The cost: paid in the cheapest resource
Doubling the clock costs something; what matters is which resource pays. The registers and bypasses added along the way are spent almost entirely in flip-flops, while the lookup tables and block RAM barely moved and DSP usage stayed at zero. Through every step, all resources stayed inside the commercial IP’s budget. Flip-flops are the cheapest, most plentiful resource on an FPGA, so spending the cost there is a good trade.

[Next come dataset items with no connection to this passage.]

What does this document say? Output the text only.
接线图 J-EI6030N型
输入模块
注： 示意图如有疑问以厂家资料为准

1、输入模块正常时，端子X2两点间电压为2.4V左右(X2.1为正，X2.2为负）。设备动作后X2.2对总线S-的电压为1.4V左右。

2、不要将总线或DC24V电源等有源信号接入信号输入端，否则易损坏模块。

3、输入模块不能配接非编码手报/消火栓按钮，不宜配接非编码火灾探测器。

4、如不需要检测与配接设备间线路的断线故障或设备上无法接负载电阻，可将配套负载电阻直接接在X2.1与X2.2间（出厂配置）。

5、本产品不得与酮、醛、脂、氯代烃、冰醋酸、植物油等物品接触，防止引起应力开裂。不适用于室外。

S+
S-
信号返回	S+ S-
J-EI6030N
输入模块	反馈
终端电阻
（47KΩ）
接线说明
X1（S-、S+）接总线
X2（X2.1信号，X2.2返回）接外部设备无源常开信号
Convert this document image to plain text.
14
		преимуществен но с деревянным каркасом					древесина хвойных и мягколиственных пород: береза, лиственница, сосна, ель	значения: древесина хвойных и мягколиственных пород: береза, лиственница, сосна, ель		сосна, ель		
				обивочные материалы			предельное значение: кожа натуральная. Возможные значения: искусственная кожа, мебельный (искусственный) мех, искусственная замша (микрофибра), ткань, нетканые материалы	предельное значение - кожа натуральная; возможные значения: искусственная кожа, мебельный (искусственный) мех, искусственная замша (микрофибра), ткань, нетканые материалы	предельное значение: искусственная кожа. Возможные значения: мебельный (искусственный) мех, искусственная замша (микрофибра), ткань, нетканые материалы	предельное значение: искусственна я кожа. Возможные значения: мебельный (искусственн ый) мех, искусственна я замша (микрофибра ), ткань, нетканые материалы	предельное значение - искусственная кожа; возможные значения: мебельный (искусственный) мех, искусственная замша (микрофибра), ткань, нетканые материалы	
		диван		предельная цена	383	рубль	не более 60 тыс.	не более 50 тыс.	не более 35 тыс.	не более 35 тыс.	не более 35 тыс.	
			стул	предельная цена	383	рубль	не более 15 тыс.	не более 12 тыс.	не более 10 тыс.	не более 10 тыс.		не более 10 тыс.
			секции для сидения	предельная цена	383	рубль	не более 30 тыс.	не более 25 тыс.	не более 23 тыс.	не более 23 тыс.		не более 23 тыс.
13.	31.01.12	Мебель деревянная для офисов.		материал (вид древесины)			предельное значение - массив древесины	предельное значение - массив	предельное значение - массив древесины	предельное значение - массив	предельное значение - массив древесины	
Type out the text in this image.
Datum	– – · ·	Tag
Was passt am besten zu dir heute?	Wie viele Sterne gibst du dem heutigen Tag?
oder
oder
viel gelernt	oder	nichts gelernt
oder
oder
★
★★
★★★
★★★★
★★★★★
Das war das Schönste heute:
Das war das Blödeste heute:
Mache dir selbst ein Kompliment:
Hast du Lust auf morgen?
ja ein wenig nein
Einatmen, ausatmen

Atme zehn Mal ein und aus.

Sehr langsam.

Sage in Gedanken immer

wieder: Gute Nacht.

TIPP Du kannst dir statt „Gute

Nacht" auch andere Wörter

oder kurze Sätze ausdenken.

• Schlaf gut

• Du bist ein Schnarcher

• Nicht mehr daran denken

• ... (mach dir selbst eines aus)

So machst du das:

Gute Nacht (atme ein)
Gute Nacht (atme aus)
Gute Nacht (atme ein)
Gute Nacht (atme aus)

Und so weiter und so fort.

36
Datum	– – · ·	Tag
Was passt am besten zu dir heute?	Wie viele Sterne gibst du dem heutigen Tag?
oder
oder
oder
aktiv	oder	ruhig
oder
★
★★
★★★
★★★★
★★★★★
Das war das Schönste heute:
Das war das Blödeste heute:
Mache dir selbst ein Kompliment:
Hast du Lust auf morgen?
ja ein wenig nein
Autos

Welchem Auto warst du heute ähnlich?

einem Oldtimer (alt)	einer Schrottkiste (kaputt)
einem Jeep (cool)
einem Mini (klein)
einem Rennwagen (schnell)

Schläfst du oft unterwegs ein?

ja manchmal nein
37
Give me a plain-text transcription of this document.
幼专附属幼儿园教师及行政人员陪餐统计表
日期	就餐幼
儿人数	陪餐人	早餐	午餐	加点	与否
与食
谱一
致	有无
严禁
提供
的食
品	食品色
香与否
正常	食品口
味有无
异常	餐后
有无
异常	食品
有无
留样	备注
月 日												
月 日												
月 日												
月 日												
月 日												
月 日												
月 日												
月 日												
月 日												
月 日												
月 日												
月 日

Every cut still matches the reference
Speed is worthless if a bit is wrong, so one rule held throughout: after every change, the hardware output was checked bit-for-bit against the algorithm reference in simulation, with no bit allowed to differ. The finished decoder was cross-validated against the 3GPP implementation in the MATLAB 5G Toolbox - the encode side matched bit-for-bit across many random trials, and the decode side matched the official implementation in full across several channel configurations.
What I took away
More portable than the number are a few judgments this path kept proving. Classify before you act: tell a slow path’s cause before choosing a fix - effort on the wrong diagnosis only makes things worse. Do not fear admitting a wrong turn: the memory rebuild was built, measured, slower, reverted, and accepting a clean negative result is itself engineering. The hardest part is usually the dependency you cannot route around. And compare honestly: the clock genuinely won, the throughput tied, and saying so is what earns a reader’s trust.
Have you ever been certain the bottleneck was in one place, fought it for hours, and found you had been looking at the wrong thing the whole time?